New Canadian investors should not overthink the trajectory of interest rates or inflation’s next move. At the end of the day, everybody is looking to paint a macro picture. Even seasoned economists can’t do this perfectly on a consistent basis. That’s why investors should pay less focus on macro and more on where they can gain an edge over other market participants.
Indeed, investors can gain an edge by studying individual companies (the so-called micro). That way, you’ll be able to gauge how much a company ought to be worth and how it’ll fare through a wide range of environments over the long haul.
In short, macro forecasting is a waste of time. Such time is better used in analyzing what matters: the company-specific fundamentals.
In this piece, we’ll look at two battered Canadian stocks that I believe are worth the analysis. Both stocks are severely oversold and may have sizeable discounts to their intrinsic value. Indeed, when markets are in panic mode, there are bargains to be had for those willing to put in the homework.
Shopify (TSX:SHOP) is a high-tech company that suffered a more than 80% fall. That’s excessive to say the least. Yet, few shareholders would have seen such a huge decline coming. Back in 2021, when Shopify stock was at much higher levels, I rang the alarm bell. I called for a steep drop in shares, not due to any company-specific factors. Rather, I thought the valuation got a bit out of hand, as euphoric investors bid up the stock to unprecedented heights.
Now, Shopify is a wonderful growth company. It’s one of my favourite Canadian tech firms. That said, the valuation (shares used to trade at more than 50 times price-to-sales) made me cringe. At the end of the day, valuation matters. Now that the stock has been crushed and the company continues to enhance its platform, I think Shopify stock has now fallen to the opposite extreme. Shares look incredibly undervalued compared to its long-term growth potential.
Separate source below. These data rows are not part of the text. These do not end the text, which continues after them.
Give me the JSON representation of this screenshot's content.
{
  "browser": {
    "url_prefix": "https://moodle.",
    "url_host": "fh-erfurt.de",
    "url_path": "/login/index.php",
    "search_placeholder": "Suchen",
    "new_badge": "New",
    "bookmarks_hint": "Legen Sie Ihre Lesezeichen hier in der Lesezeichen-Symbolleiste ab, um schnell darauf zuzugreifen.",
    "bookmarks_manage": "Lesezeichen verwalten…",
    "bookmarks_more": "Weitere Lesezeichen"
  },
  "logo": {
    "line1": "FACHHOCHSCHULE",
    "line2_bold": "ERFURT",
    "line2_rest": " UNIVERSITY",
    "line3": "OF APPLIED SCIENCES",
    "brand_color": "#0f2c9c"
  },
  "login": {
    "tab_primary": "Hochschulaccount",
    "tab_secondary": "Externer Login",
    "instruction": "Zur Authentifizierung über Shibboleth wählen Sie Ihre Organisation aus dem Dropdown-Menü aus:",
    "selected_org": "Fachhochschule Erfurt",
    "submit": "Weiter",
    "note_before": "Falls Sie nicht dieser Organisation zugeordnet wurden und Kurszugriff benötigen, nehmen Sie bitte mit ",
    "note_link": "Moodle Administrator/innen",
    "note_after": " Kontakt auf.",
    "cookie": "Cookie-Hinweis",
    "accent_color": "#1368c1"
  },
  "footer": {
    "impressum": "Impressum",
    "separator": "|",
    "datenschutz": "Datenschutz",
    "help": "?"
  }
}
Sure, rates and the macro outlook may be reasons to take a rain cheque. However, I think there’s a lot on the table for those willing to be a buyer in spite of the bleak outlook for the economy.
Algonquin Power & Utilities
Algonquin Power & Utilities (TSX:AQN) is another Canadian darling that few thought would crash as violently as it did this year. The green-energy kingpin is now down around 55% from its all-time high. Such a decline in a year is severe. With higher rates, dampened growth prospects, and a swollen dividend yield (currently 9.36%), many investors are wondering if the dividend-growth stud will have to axe its payout. Such a move could induce even more downside in a name that’s already reeling.
I think the fear in the stock is palpable. Even if the payout ratio gets stretched to extremes, the pessimism seems overdone. For dip-buyers, this could mean an opportunity to get a lot of bang for your buck. With a low 0.24 beta, AQN stock could be far less volatile than the TSX index moving forward.